В ночь ноябрьского переворота сорок второго года Бестужев уже в Петербурге и спешит заверить Елизавету в готовности служить верой и правдой крови Петровой. Императрица благосклонно приняла его заверения. Тем более, что среди приближенных к ней русских людей никто, как Алексей Петрович Бестужев, не знал так хорошо отношений европейских кабинетов, никто не был столь трудолюбив и образован, никто не понимал так точно смысла придворных интриг и каверз. Сам Лесток хлопотал за Бестужева, хотя прозорливая императрица пророчила лейб-хирургу, что старается тот на свою голову.
Бестужев был назначен вице-канцлером и скоро приобрел большой вес при дворе. Брат Михаиле Петрович, назначенный обергофмаршалом, как мог способствовал этому возвышению. В делах внешней политики Бестужев стал преемником сосланного в Березов Остермана, то есть остался приверженцем Англии и венского двора, а Францию и Пруссию почитал исконными врагами России. На первых порах Бестужев должен был во имя национальной политики противостоять симпатиям императрицы. Шетарди, посол французский, был ее другом, Лесток, верный человек, не уставал доказывать Елизавете, как полезна и выгодна России дружба с Францией, а Бестужев читал и перечитывал донесения из Парижа русского посла князя Кантемира: "Ради бога, не доверяйте Франции. Она имеет в виду одно - обрезать крылья России".
Страсти при дворе накалялись. Лесток всем и каждому рассказывал, как он рассчитывал на Бестужева, поставляя ему место вицеканцлера и голубую ленту. "Я надеялся, что он будет послушен, - сокрушался лейб-хирург, - надеялся, что брат Михаиле Петрович его образумит, но я жестоко ошибся. Оба брата ленивы и трусливы. Они находятся под влиянием венского посла Ботты. Я уверен, что они подкуплены венским двором". Шетарди и вовсе считал Бестужева полусумасшедшим, но тем не менее должен был уступить напору вице-канцлера и уехать из России.

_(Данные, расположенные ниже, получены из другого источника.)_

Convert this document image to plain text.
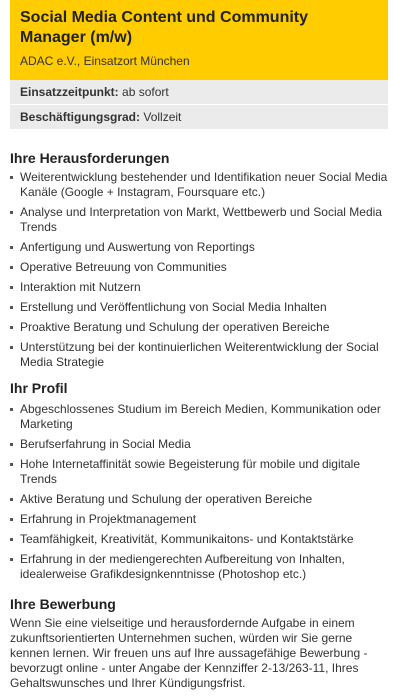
Social Media Content und Community Manager (m/w)
ADAC e.V., Einsatzort München
Einsatzzeitpunkt: ab sofort
Beschäftigungsgrad: Vollzeit
Ihre Herausforderungen
Weiterentwicklung bestehender und Identifikation neuer Social Media Kanäle (Google + Instagram, Foursquare etc.)
Analyse und Interpretation von Markt, Wettbewerb und Social Media Trends
Anfertigung und Auswertung von Reportings
Operative Betreuung von Communities
Interaktion mit Nutzern
Erstellung und Veröffentlichung von Social Media Inhalten
Proaktive Beratung und Schulung der operativen Bereiche
Unterstützung bei der kontinuierlichen Weiterentwicklung der Social Media Strategie
Ihr Profil
Abgeschlossenes Studium im Bereich Medien, Kommunikation oder Marketing
Berufserfahrung in Social Media
Hohe Internetaffinität sowie Begeisterung für mobile und digitale Trends
Aktive Beratung und Schulung der operativen Bereiche
Erfahrung in Projektmanagement
Teamfähigkeit, Kreativität, Kommunikaitons- und Kontaktstärke
Erfahrung in der mediengerechten Aufbereitung von Inhalten, idealerweise Grafikdesignkenntnisse (Photoshop etc.)
Ihre Bewerbung

Wenn Sie eine vielseitige und herausfordernde Aufgabe in einem zukunftsorientierten Unternehmen suchen, würden wir Sie gerne kennen lernen. Wir freuen uns auf Ihre aussagefähige Bewerbung - bevorzugt online - unter Angabe der Kennziffer 2-13/263-11, Ihres Gehaltswunsches und Ihrer Kündigungsfrist.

К лопухинскому заговору Бестужев отношения не имел. Слишком тяжело и долго доставал он пост вице-канцлера, чтобы мелочной игрой поставить под удар труд многих лет. Да и во имя чего? Каких благ для себя и России мог ждать он от младенца-царя и его материрегентши, вошедшей в историю под именем Анны Леопольдовны - пугливой, анемичной девочки, игрушки чужих страстей? С Боттой Бестужев старый приятель, да что из того? Дружба и политика - вещи несовместимые.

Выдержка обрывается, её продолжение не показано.